Intrinsically disordered regions (IDRs) of proteins do not adopt a highly populated structure in isolation, but sample a wide range of conformations. IDR-mediated interactions are implicated in a variety of cellular processes from signal transduction and liquid-liquid phase transition (1–5). IDRs are subjected to extensive pre- and post-translational regulation to modulate protein function in response to cellular stimuli (6–9). Many functions of IDRs, such as entropic springs, flexible linkers or spacers are directly associated with their structural attributes (10,11).
Proteins containing intrinsically disordered regions are present in a considerable fraction of the proteome of eukaryotic organisms (e.g. 43.6% in humans based on MobiDB-lite predictions). In the human proteome, for example, IDRs are highly enriched in interaction interfaces and post-translational modification sites, which serve as regulatory switches of a variety of biochemical pathways (12). Short linear motifs in the IDRs of viruses lead to functional promiscuity and enable compact viral proteomes to extensively rewire their host cells (13). Given the lack of a requirement for a stable globular fold, interfaces in IDRs also appear to have higher evolutionary plasticity allowing them to proliferate in a proteome by ex nihilo evolution. As a result, IDR interfaces are possibly more widespread than ordered interfaces (14). Despite their central roles in key cellular regulatory processes, only a small fraction of disordered regions have been experimentally characterised (15,16). While difficulties in protein expression, purification and structural characterisation hamper experimental characterization, assigning functional modules to dynamic conformational ensembles presents a technical problem for a database.

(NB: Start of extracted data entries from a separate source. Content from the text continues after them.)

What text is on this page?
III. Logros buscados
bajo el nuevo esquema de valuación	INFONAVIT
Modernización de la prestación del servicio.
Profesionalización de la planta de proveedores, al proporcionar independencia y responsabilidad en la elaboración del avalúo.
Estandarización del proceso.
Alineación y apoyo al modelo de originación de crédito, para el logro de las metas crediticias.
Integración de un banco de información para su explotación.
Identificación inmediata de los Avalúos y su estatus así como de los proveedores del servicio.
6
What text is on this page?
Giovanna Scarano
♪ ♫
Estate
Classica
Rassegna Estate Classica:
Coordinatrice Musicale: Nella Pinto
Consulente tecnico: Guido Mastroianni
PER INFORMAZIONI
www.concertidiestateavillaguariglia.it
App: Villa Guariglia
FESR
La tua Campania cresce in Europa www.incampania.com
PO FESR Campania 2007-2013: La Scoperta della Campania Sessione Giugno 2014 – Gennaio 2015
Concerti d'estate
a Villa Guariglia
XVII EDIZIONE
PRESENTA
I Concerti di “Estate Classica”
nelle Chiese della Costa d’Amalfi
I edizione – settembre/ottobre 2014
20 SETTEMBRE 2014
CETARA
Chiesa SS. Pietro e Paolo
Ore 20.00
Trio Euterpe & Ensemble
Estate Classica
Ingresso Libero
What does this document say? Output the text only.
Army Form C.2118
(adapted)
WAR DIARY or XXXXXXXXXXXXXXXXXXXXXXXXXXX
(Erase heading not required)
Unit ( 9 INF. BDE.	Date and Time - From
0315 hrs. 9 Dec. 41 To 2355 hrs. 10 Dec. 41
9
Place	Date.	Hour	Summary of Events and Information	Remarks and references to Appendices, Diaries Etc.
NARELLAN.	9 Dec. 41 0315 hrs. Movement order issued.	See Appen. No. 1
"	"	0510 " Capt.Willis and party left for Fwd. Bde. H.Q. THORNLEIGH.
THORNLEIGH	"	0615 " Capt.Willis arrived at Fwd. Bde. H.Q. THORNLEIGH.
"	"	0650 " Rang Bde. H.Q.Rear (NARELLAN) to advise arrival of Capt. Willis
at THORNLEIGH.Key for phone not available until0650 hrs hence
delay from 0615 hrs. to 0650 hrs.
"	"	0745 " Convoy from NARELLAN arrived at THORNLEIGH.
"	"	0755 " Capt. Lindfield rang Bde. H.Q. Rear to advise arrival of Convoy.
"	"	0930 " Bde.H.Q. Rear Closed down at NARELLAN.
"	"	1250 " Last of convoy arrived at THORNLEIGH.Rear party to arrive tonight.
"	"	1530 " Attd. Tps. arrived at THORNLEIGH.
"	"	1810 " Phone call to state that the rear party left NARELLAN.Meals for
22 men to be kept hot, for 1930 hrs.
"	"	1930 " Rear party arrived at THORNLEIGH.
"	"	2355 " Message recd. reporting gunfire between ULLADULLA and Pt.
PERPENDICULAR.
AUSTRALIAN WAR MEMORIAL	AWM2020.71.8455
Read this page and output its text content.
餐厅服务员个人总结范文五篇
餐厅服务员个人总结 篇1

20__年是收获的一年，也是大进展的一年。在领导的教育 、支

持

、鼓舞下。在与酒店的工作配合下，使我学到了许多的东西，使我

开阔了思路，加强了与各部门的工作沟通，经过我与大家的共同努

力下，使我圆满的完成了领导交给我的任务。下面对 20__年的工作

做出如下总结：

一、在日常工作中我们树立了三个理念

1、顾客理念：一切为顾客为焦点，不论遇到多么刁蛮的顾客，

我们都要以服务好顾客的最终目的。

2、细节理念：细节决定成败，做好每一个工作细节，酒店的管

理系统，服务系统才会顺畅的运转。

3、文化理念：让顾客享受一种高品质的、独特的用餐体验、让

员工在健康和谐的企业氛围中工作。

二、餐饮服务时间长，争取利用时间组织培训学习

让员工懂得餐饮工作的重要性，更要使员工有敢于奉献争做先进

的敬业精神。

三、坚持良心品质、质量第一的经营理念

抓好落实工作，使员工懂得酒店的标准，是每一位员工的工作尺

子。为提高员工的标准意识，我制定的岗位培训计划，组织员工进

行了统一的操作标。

Manually curated databases, such as DisProt (17,18) and IDEAL (19), collect annotations from the literature and standardise that information. These databases assign the position of IDRs in the sequence, and aim to assemble disorder-related functional annotations. Other databases focus on functional features: DIBS (15) and MFIB (20) collect regions undergoing folding upon binding, and ELM (16) annotates linear motifs. IDRs forming fuzzy complexes are collected in the FuzDB database (21), which also aims to establish links between structural properties and function. Proteins reported to undergo liquid-liquid phase separation (LLPS) typically contain IDRs, which are available in PhasePro (22), PhaSepDB (23) and LLPSDB (24). Altogether, these specialized datasets exhibit a limited overlap, which presents a bottleneck for comprehensive characterisation of the IDRs contained therein (25).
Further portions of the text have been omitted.